Um dia destes, a falar com uma amiga sobre os últimos acontecimentos em que o Governo Costa tem sido protagonista, a minha amiga interrogava-se sobre se tudo o que se tem passado não seria, no fundo, uma estratégia de António Costa para provocar eleições antecipadas.
O facto de Costa ter sido reconhecido como grande estratega, tanto da Câmara de Lisboa como na constituição da solução de Governo, eram fortes argumentos para que essa minha amiga, apoiante da solução governativa, achasse que o conjunto de erros crassos teriam como corolário algo que, tal como aconteceu durante a constituição da ‘geringonça’, nos estaria a escapar. Ou seja, o volte-face nas rendas da energia pondo em causa dois ministérios e o acordo com o Bloco de Esquerda, a confusão com a mudança de sede do Infarmed, o episódio da comemoração do segundo aniversário em que o Governo gastou mais de 84 mil euros para um happening com um focus group e por aí fora… seria tudo parte de uma estratégia para provocar a queda do Governo e obrigar à realização de eleições antecipadas num momento em que o PS ainda tem, segundo as sondagens, um bom score e o PSD ainda não se definiu.

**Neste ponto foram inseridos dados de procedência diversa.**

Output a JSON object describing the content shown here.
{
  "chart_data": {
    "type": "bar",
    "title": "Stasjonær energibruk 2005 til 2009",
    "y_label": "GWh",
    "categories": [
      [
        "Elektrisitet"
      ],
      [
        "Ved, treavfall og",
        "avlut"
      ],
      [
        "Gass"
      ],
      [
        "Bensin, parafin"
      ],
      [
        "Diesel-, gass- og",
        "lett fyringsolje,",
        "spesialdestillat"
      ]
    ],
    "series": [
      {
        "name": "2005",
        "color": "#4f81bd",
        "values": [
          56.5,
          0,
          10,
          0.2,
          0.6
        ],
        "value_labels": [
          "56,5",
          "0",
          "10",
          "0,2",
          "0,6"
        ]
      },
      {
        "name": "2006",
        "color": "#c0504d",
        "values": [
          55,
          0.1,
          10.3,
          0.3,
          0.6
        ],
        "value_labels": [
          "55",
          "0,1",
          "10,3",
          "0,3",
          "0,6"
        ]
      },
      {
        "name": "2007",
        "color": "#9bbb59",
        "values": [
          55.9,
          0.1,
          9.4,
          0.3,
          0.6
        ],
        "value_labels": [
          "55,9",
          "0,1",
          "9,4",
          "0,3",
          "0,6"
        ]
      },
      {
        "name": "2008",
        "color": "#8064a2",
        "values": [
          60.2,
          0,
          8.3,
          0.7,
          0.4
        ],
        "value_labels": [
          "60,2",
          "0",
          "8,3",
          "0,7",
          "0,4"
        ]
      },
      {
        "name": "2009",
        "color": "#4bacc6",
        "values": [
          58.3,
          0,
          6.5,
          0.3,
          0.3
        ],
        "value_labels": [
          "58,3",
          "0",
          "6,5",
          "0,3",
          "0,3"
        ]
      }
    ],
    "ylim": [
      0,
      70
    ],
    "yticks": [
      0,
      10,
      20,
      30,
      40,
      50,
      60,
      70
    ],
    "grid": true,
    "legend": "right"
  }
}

Embora tenha discordado, percebo o raciocínio. Qualquer apoiante entusiástico do Governo tende a acreditar que o que está a acontecer não é uma desorientação total – tem que ser a velha conhecida inteligência estratégica de Costa a funcionar nas catacumbas do seu cérebro. ‘O’ Costa que os socialistas apoiam não é isto. Tem que existir qualquer coisa por trás. Se ele inventou o que ninguém acreditava que pudesse existir – um Governo PS a sobreviver à conta do apoio parlamentar do Bloco de Esquerda e do PCP – então estará agora a inventar outra coisa qualquer e seguramente salvífica para o PS.
Confesso que não acredito que seja de propósito (mas tenho que reconhecer que nunca me passou pela cabeça que Costa conseguisse formar Governo sem ser o partido mais votado). O que está a acontecer com Costa, e que remonta aos incêndios de junho, já aconteceu a muitos primeiros-ministros antes dele. Começam a viver numa realidade paralela, só falam com os mesmos fiéis que nunca lhes dizem que não, deixam aliás de conseguir ouvir a palavra ‘não’ e perdem a relação com as pessoas comuns. Quando se entra neste ciclo, que já aconteceu a todos os ex-primeiros-ministros, o final não costuma ser feliz.